Christopher Caird

Napoli Basket
- Title: Assistant coach
- League: LBA

Personal information
- Born: 26 May 1989 (age 36) Daventry, England
- Listed height: 198 cm (6 ft 6 in)
- Listed weight: 98 kg (216 lb)

Career information
- College: Marshalltown (2010–2013); Drake (2013–2015);
- Playing career: 2007–2018
- Position: Shooting guard / small forward
- Number: 13, 25
- Coaching career: 2018–present

Career history

Playing
- 2007–2010: FSu Basket
- 2015–2016: FSu Basket
- 2016–2018: Tindastóll
- 2018: Selfoss-Basket

Coaching
- 2018: Tindastóll (assistant)
- 2018–2023: Selfoss-Basket
- 2023–2024: London Lions (assistant)
- 2024-2025: Nagasaki Velca (assistant)
- 2025-present: Napoli Basket (assistant)

Career highlights
- As assistant coach: Icelandic Men's Cup (2018); British Basketball League champion (2024); British Basketball League Cup runner up (2024); British Basketball League All Star game (2024); Euro Cup Final 4 (2024);

= Chris Caird =

English basketball player and coach

Christopher William C. Caird (born 26 May 1989) is an English basketball coach and former member of the Great Britain men's national basketball team.

==College==
Caird committed to Syracuse University his freshman season, NCAA issues resulted in him changing his team to Marshalltown Community College for that season.
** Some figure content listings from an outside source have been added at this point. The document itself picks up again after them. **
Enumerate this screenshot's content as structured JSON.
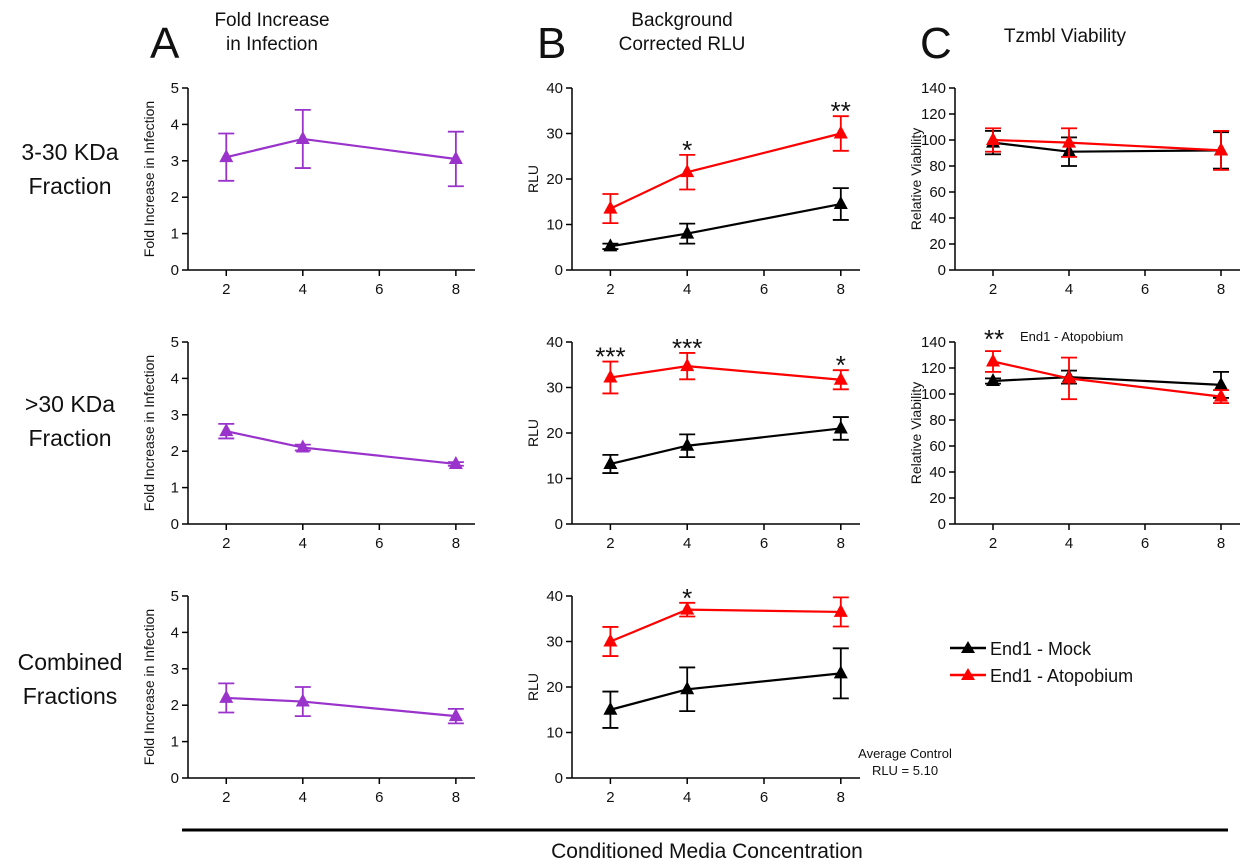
{
  "panels": {
    "A": {
      "letter": "A",
      "title_lines": [
        "Fold Increase",
        "in Infection"
      ]
    },
    "B": {
      "letter": "B",
      "title_lines": [
        "Background",
        "Corrected RLU"
      ]
    },
    "C": {
      "letter": "C",
      "title_lines": [
        "Tzmbl Viability"
      ]
    }
  },
  "rows": [
    {
      "label_lines": [
        "3-30 KDa",
        "Fraction"
      ]
    },
    {
      "label_lines": [
        ">30 KDa",
        "Fraction"
      ]
    },
    {
      "label_lines": [
        "Combined",
        "Fractions"
      ]
    }
  ],
  "legend": {
    "items": [
      {
        "label": "End1 - Mock",
        "color": "#000000"
      },
      {
        "label": "End1 - Atopobium",
        "color": "#ff0000"
      }
    ]
  },
  "note": {
    "lines": [
      "Average Control",
      "RLU = 5.10"
    ]
  },
  "annotation_C2": {
    "stars": "**",
    "text": "End1 - Atopobium"
  },
  "bottom_axis": {
    "label": "Conditioned Media Concentration"
  },
  "colors": {
    "purple": "#9933cc",
    "mock": "#000000",
    "atopobium": "#ff0000"
  },
  "chart_data": [
    {
      "id": "A1",
      "type": "line",
      "ylabel": "Fold Increase in Infection",
      "xlim": [
        1,
        8.5
      ],
      "ylim": [
        0,
        5
      ],
      "xticks": [
        2,
        4,
        6,
        8
      ],
      "yticks": [
        0,
        1,
        2,
        3,
        4,
        5
      ],
      "series": [
        {
          "color": "#9933cc",
          "x": [
            2,
            4,
            8
          ],
          "values": [
            3.1,
            3.6,
            3.05
          ],
          "err": [
            0.65,
            0.8,
            0.75
          ]
        }
      ],
      "stars": []
    },
    {
      "id": "A2",
      "type": "line",
      "ylabel": "Fold Increase in Infection",
      "xlim": [
        1,
        8.5
      ],
      "ylim": [
        0,
        5
      ],
      "xticks": [
        2,
        4,
        6,
        8
      ],
      "yticks": [
        0,
        1,
        2,
        3,
        4,
        5
      ],
      "series": [
        {
          "color": "#9933cc",
          "x": [
            2,
            4,
            8
          ],
          "values": [
            2.55,
            2.1,
            1.65
          ],
          "err": [
            0.2,
            0.08,
            0.05
          ]
        }
      ],
      "stars": []
    },
    {
      "id": "A3",
      "type": "line",
      "ylabel": "Fold Increase in Infection",
      "xlim": [
        1,
        8.5
      ],
      "ylim": [
        0,
        5
      ],
      "xticks": [
        2,
        4,
        6,
        8
      ],
      "yticks": [
        0,
        1,
        2,
        3,
        4,
        5
      ],
      "series": [
        {
          "color": "#9933cc",
          "x": [
            2,
            4,
            8
          ],
          "values": [
            2.2,
            2.1,
            1.7
          ],
          "err": [
            0.4,
            0.4,
            0.2
          ]
        }
      ],
      "stars": []
    },
    {
      "id": "B1",
      "type": "line",
      "ylabel": "RLU",
      "xlim": [
        1,
        8.5
      ],
      "ylim": [
        0,
        40
      ],
      "xticks": [
        2,
        4,
        6,
        8
      ],
      "yticks": [
        0,
        10,
        20,
        30,
        40
      ],
      "series": [
        {
          "name": "End1 - Mock",
          "color": "#000000",
          "x": [
            2,
            4,
            8
          ],
          "values": [
            5.2,
            8.0,
            14.5
          ],
          "err": [
            0.6,
            2.2,
            3.5
          ]
        },
        {
          "name": "End1 - Atopobium",
          "color": "#ff0000",
          "x": [
            2,
            4,
            8
          ],
          "values": [
            13.5,
            21.5,
            30.0
          ],
          "err": [
            3.2,
            3.8,
            3.8
          ]
        }
      ],
      "stars": [
        {
          "x": 4,
          "text": "*"
        },
        {
          "x": 8,
          "text": "**"
        }
      ]
    },
    {
      "id": "B2",
      "type": "line",
      "ylabel": "RLU",
      "xlim": [
        1,
        8.5
      ],
      "ylim": [
        0,
        40
      ],
      "xticks": [
        2,
        4,
        6,
        8
      ],
      "yticks": [
        0,
        10,
        20,
        30,
        40
      ],
      "series": [
        {
          "name": "End1 - Mock",
          "color": "#000000",
          "x": [
            2,
            4,
            8
          ],
          "values": [
            13.2,
            17.2,
            21.0
          ],
          "err": [
            2.0,
            2.5,
            2.5
          ]
        },
        {
          "name": "End1 - Atopobium",
          "color": "#ff0000",
          "x": [
            2,
            4,
            8
          ],
          "values": [
            32.2,
            34.7,
            31.7
          ],
          "err": [
            3.5,
            2.9,
            2.1
          ]
        }
      ],
      "stars": [
        {
          "x": 2,
          "text": "***"
        },
        {
          "x": 4,
          "text": "***"
        },
        {
          "x": 8,
          "text": "*"
        }
      ]
    },
    {
      "id": "B3",
      "type": "line",
      "ylabel": "RLU",
      "xlim": [
        1,
        8.5
      ],
      "ylim": [
        0,
        40
      ],
      "xticks": [
        2,
        4,
        6,
        8
      ],
      "yticks": [
        0,
        10,
        20,
        30,
        40
      ],
      "series": [
        {
          "name": "End1 - Mock",
          "color": "#000000",
          "x": [
            2,
            4,
            8
          ],
          "values": [
            15.0,
            19.5,
            23.0
          ],
          "err": [
            4.0,
            4.8,
            5.5
          ]
        },
        {
          "name": "End1 - Atopobium",
          "color": "#ff0000",
          "x": [
            2,
            4,
            8
          ],
          "values": [
            30.0,
            37.0,
            36.5
          ],
          "err": [
            3.2,
            1.5,
            3.2
          ]
        }
      ],
      "stars": [
        {
          "x": 4,
          "text": "*"
        }
      ]
    },
    {
      "id": "C1",
      "type": "line",
      "ylabel": "Relative Viability",
      "xlim": [
        1,
        8.5
      ],
      "ylim": [
        0,
        140
      ],
      "xticks": [
        2,
        4,
        6,
        8
      ],
      "yticks": [
        0,
        20,
        40,
        60,
        80,
        100,
        120,
        140
      ],
      "series": [
        {
          "name": "End1 - Mock",
          "color": "#000000",
          "x": [
            2,
            4,
            8
          ],
          "values": [
            98,
            91,
            92
          ],
          "err": [
            9,
            11,
            14
          ]
        },
        {
          "name": "End1 - Atopobium",
          "color": "#ff0000",
          "x": [
            2,
            4,
            8
          ],
          "values": [
            100,
            98,
            92
          ],
          "err": [
            9,
            11,
            15
          ]
        }
      ],
      "stars": []
    },
    {
      "id": "C2",
      "type": "line",
      "ylabel": "Relative Viability",
      "xlim": [
        1,
        8.5
      ],
      "ylim": [
        0,
        140
      ],
      "xticks": [
        2,
        4,
        6,
        8
      ],
      "yticks": [
        0,
        20,
        40,
        60,
        80,
        100,
        120,
        140
      ],
      "series": [
        {
          "name": "End1 - Mock",
          "color": "#000000",
          "x": [
            2,
            4,
            8
          ],
          "values": [
            110,
            113,
            107
          ],
          "err": [
            2,
            5,
            10
          ]
        },
        {
          "name": "End1 - Atopobium",
          "color": "#ff0000",
          "x": [
            2,
            4,
            8
          ],
          "values": [
            125,
            112,
            98
          ],
          "err": [
            8,
            16,
            5
          ]
        }
      ],
      "stars": []
    }
  ]
}
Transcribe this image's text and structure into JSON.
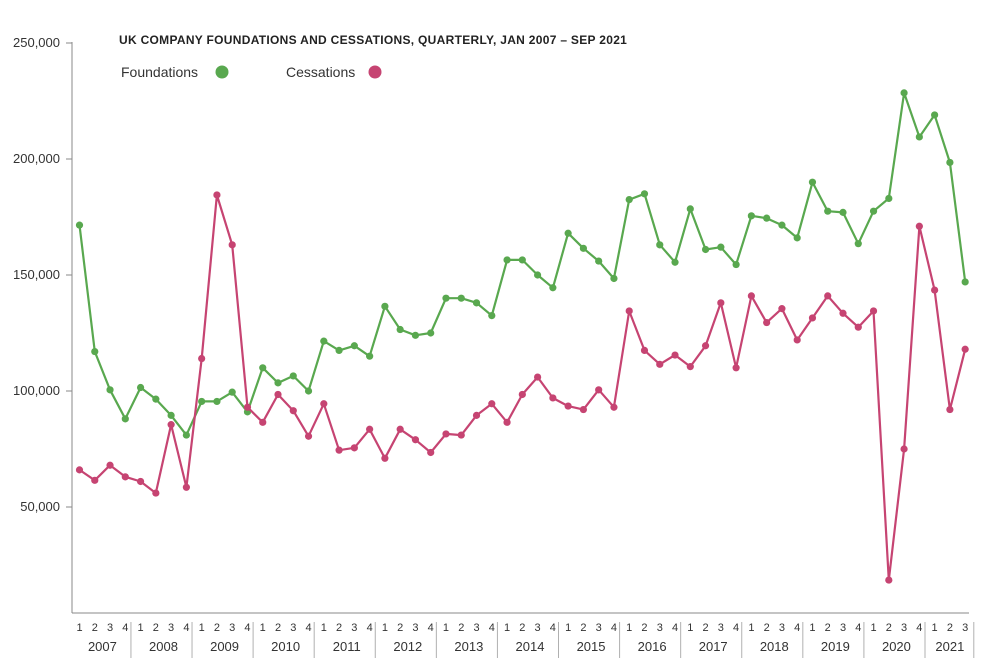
{
  "chart_data": {
    "type": "line",
    "title": "UK COMPANY FOUNDATIONS AND CESSATIONS, QUARTERLY, JAN 2007 – SEP 2021",
    "ylim": [
      0,
      250000
    ],
    "yticks": [
      {
        "value": 50000,
        "label": "50,000"
      },
      {
        "value": 100000,
        "label": "100,000"
      },
      {
        "value": 150000,
        "label": "150,000"
      },
      {
        "value": 200000,
        "label": "200,000"
      },
      {
        "value": 250000,
        "label": "250,000"
      }
    ],
    "years": [
      "2007",
      "2008",
      "2009",
      "2010",
      "2011",
      "2012",
      "2013",
      "2014",
      "2015",
      "2016",
      "2017",
      "2018",
      "2019",
      "2020",
      "2021"
    ],
    "quarter_labels": [
      "1",
      "2",
      "3",
      "4"
    ],
    "last_year_quarters": 3,
    "legend_position": "top-left",
    "series": [
      {
        "name": "Foundations",
        "color": "#59a84f",
        "values": [
          171500,
          117000,
          100500,
          88000,
          101500,
          96500,
          89500,
          81000,
          95500,
          95500,
          99500,
          91000,
          110000,
          103500,
          106500,
          100000,
          121500,
          117500,
          119500,
          115000,
          136500,
          126500,
          124000,
          125000,
          140000,
          140000,
          138000,
          132500,
          156500,
          156500,
          150000,
          144500,
          168000,
          161500,
          156000,
          148500,
          182500,
          185000,
          163000,
          155500,
          178500,
          161000,
          162000,
          154500,
          175500,
          174500,
          171500,
          166000,
          190000,
          177500,
          177000,
          163500,
          177500,
          183000,
          228500,
          209500,
          219000,
          198500,
          147000
        ]
      },
      {
        "name": "Cessations",
        "color": "#c64472",
        "values": [
          66000,
          61500,
          68000,
          63000,
          61000,
          56000,
          85500,
          58500,
          114000,
          184500,
          163000,
          93000,
          86500,
          98500,
          91500,
          80500,
          94500,
          74500,
          75500,
          83500,
          71000,
          83500,
          79000,
          73500,
          81500,
          81000,
          89500,
          94500,
          86500,
          98500,
          106000,
          97000,
          93500,
          92000,
          100500,
          93000,
          134500,
          117500,
          111500,
          115500,
          110500,
          119500,
          138000,
          110000,
          141000,
          129500,
          135500,
          122000,
          131500,
          141000,
          133500,
          127500,
          134500,
          18500,
          75000,
          171000,
          143500,
          92000,
          118000
        ]
      }
    ]
  }
}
He then committed to Santa Clara University. Knee injury shortly before arrival had him sit out the next season and resulted in him completing a second season at Marshalltown Community College. He finished his college career for Drake University from 2013 to 2015.

==Career==
Caird first senior games came during the 2007–2008 season as a member of FSu Basket. He played for FSu until 2010 when he move to the United States to attend college. He returned to FSu in 2015 and averaged 19.4 points and 7.4 rebounds for the club during the 2015-2016 Úrvalsdeild season. However, a hip injury that required surgery cut his season short and he was unable to prevent FSu from being relegated back to Division I

After the season, Caird signed with Tindastóll. Despite being hobbled by injuries, he was named to the Úrvalsdeild All-first team for the first half of the 2016–2017 season. In January 2018 he was forced to retire as a player due to persistent knee injury and was subsequently hired as an assistant coach to Tindastóll men's basketball team.

In May 2018, Caird was hired as the head coach of Selfoss-Basket. On 22 November he returned to the court with Selfoss, playing 23 minutes and scoring 18 points against Höttur. In April 2023, he stepped down as head coach after five seasons.